Epidermal growth factor receptor (EGFR) is a receptor tyrosine kinase, expressed in 50% of non-small cell lung cancer (NSCLC) [1], which is closely related to the occurrence and development of tumors. The carcinogenic mutations of EGFR mostly occur in exons 18-21, of which 19 del and L858R account for 85% to 90% of all EGFR mutations [1], which are also the most common EGFR-TKI sensitive mutations. The T790M mutation suggests resistance to the first and second generation of EGFR-TKIs while sensitive to the third generation of EGFR-TKI. Both the National Comprehensive Cancer Network (NCCN) and the Chinese Society of Clinical Oncology (CSCO) guidelines have included EGFR mutation detection as a category 1 recommendation [2] [3]. The guidelines also clearly stated that "When tumor tissue cannot be obtained or can be obtained for small amounts ,EGFR mutation detection can be performed through peripheral blood /tumor DNA (cf/ctDNA) [3]".
INTRODUCTION OF ctDNA
ctDNA is released into blood vessels by tumor cells or circulating tumor cells through apoptosis, necrosis, phagocytosis, or active secretion.
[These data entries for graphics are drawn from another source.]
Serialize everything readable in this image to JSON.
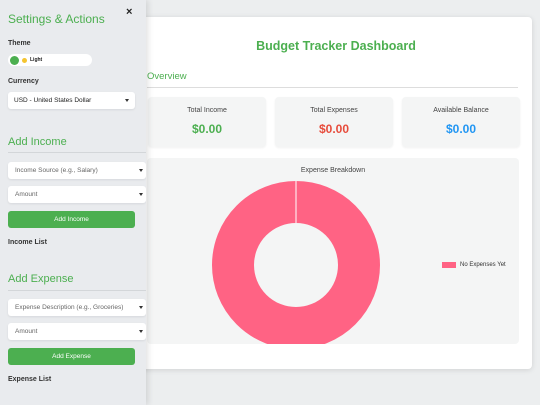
{
  "sidebar": {
    "title": "Settings & Actions",
    "close_label": "×",
    "theme_label": "Theme",
    "theme_value": "Light",
    "currency_label": "Currency",
    "currency_value": "USD - United States Dollar",
    "add_income": {
      "title": "Add Income",
      "source_placeholder": "Income Source (e.g., Salary)",
      "amount_placeholder": "Amount",
      "button_label": "Add Income",
      "list_label": "Income List"
    },
    "add_expense": {
      "title": "Add Expense",
      "description_placeholder": "Expense Description (e.g., Groceries)",
      "amount_placeholder": "Amount",
      "button_label": "Add Expense",
      "list_label": "Expense List"
    }
  },
  "main": {
    "title": "Budget Tracker Dashboard",
    "overview_title": "Overview",
    "stats": [
      {
        "label": "Total Income",
        "value": "$0.00",
        "color": "#4caf50"
      },
      {
        "label": "Total Expenses",
        "value": "$0.00",
        "color": "#e74c3c"
      },
      {
        "label": "Available Balance",
        "value": "$0.00",
        "color": "#2196f3"
      }
    ]
  },
  "chart_data": {
    "type": "pie",
    "title": "Expense Breakdown",
    "categories": [
      "No Expenses Yet"
    ],
    "values": [
      1
    ],
    "colors": [
      "#ff6384"
    ],
    "legend_position": "right"
  }
}
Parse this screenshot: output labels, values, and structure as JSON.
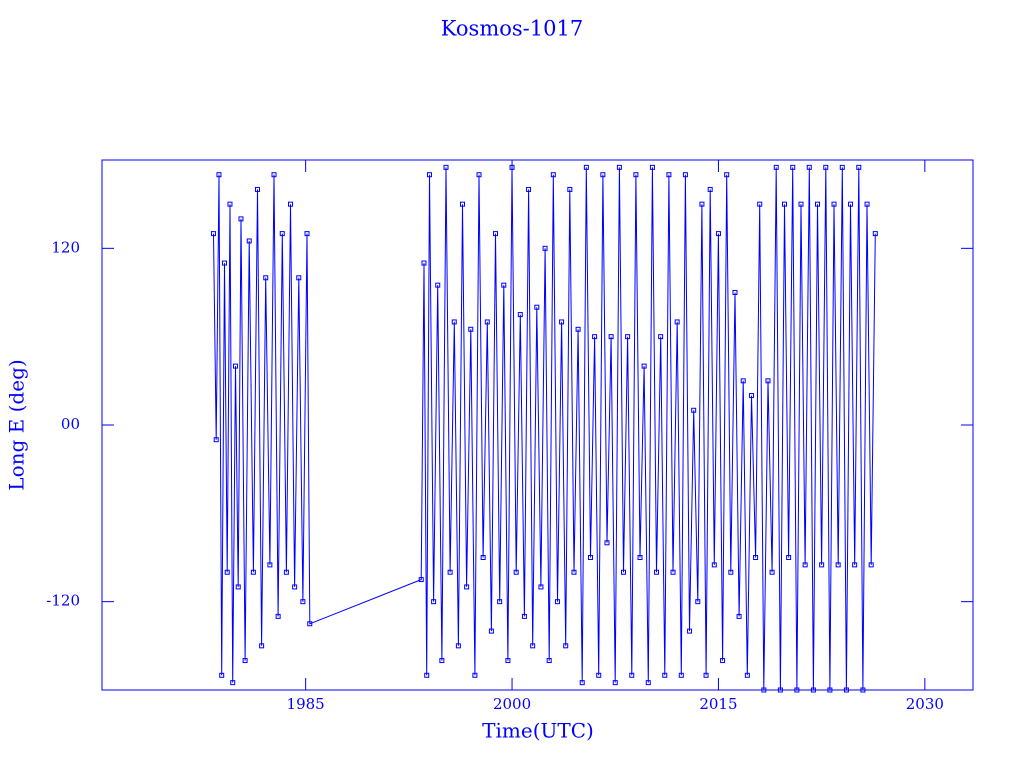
{
  "chart_data": {
    "type": "line",
    "title": "Kosmos-1017",
    "x_label": "Time(UTC)",
    "y_label": "Long E (deg)",
    "xlim": [
      1970.2,
      2033.5
    ],
    "xticks": [
      1985,
      2000,
      2015,
      2030
    ],
    "ylim": [
      -180,
      180
    ],
    "yticks": [
      -120,
      {
        "value": 0,
        "label": "00"
      },
      120
    ],
    "series": [
      {
        "color": "#0000ff",
        "x": [
          1978.3,
          1978.5,
          1978.7,
          1978.9,
          1979.1,
          1979.3,
          1979.5,
          1979.7,
          1979.9,
          1980.1,
          1980.3,
          1980.6,
          1980.9,
          1981.2,
          1981.5,
          1981.8,
          1982.1,
          1982.4,
          1982.7,
          1983.0,
          1983.3,
          1983.6,
          1983.9,
          1984.2,
          1984.5,
          1984.8,
          1985.1,
          1985.3,
          1993.4,
          1993.6,
          1993.8,
          1994.0,
          1994.3,
          1994.6,
          1994.9,
          1995.2,
          1995.5,
          1995.8,
          1996.1,
          1996.4,
          1996.7,
          1997.0,
          1997.3,
          1997.6,
          1997.9,
          1998.2,
          1998.5,
          1998.8,
          1999.1,
          1999.4,
          1999.7,
          2000.0,
          2000.3,
          2000.6,
          2000.9,
          2001.2,
          2001.5,
          2001.8,
          2002.1,
          2002.4,
          2002.7,
          2003.0,
          2003.3,
          2003.6,
          2003.9,
          2004.2,
          2004.5,
          2004.8,
          2005.1,
          2005.4,
          2005.7,
          2006.0,
          2006.3,
          2006.6,
          2006.9,
          2007.2,
          2007.5,
          2007.8,
          2008.1,
          2008.4,
          2008.7,
          2009.0,
          2009.3,
          2009.6,
          2009.9,
          2010.2,
          2010.5,
          2010.8,
          2011.1,
          2011.4,
          2011.7,
          2012.0,
          2012.3,
          2012.6,
          2012.9,
          2013.2,
          2013.5,
          2013.8,
          2014.1,
          2014.4,
          2014.7,
          2015.0,
          2015.3,
          2015.6,
          2015.9,
          2016.2,
          2016.5,
          2016.8,
          2017.1,
          2017.4,
          2017.7,
          2018.0,
          2018.3,
          2018.6,
          2018.9,
          2019.2,
          2019.5,
          2019.8,
          2020.1,
          2020.4,
          2020.7,
          2021.0,
          2021.3,
          2021.6,
          2021.9,
          2022.2,
          2022.5,
          2022.8,
          2023.1,
          2023.4,
          2023.7,
          2024.0,
          2024.3,
          2024.6,
          2024.9,
          2025.2,
          2025.5,
          2025.8,
          2026.1,
          2026.4
        ],
        "values": [
          130,
          -10,
          170,
          -170,
          110,
          -100,
          150,
          -175,
          40,
          -110,
          140,
          -160,
          125,
          -100,
          160,
          -150,
          100,
          -95,
          170,
          -130,
          130,
          -100,
          150,
          -110,
          100,
          -120,
          130,
          -135,
          -105,
          110,
          -170,
          170,
          -120,
          95,
          -160,
          175,
          -100,
          70,
          -150,
          150,
          -110,
          65,
          -170,
          170,
          -90,
          70,
          -140,
          130,
          -120,
          95,
          -160,
          175,
          -100,
          75,
          -130,
          160,
          -150,
          80,
          -110,
          120,
          -160,
          170,
          -120,
          70,
          -150,
          160,
          -100,
          65,
          -175,
          175,
          -90,
          60,
          -170,
          170,
          -80,
          60,
          -175,
          175,
          -100,
          60,
          -170,
          170,
          -90,
          40,
          -175,
          175,
          -100,
          60,
          -170,
          170,
          -100,
          70,
          -170,
          170,
          -140,
          10,
          -120,
          150,
          -170,
          160,
          -95,
          130,
          -160,
          170,
          -100,
          90,
          -130,
          30,
          -170,
          20,
          -90,
          150,
          -180,
          30,
          -100,
          175,
          -180,
          150,
          -90,
          175,
          -180,
          150,
          -95,
          175,
          -180,
          150,
          -95,
          175,
          -180,
          150,
          -95,
          175,
          -180,
          150,
          -95,
          175,
          -180,
          150,
          -95,
          130
        ]
      }
    ]
  }
}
It can reflect the real-time tumor load in the body, dynamically monitor the efficacy of drugs, and predict disease changes early. ctDNA has become a dynamic biomarker based on plasma, which plays an important role in the fields of early tumor diagnosis, molecular typing, targeted drug selection, and monitoring of minimal residual disease. Since the content of ctDNA is usually less than 1% of the total cfDNA of an individual [4], screening ctDNA from a large amount of cfDNA requires high detection sensitivity.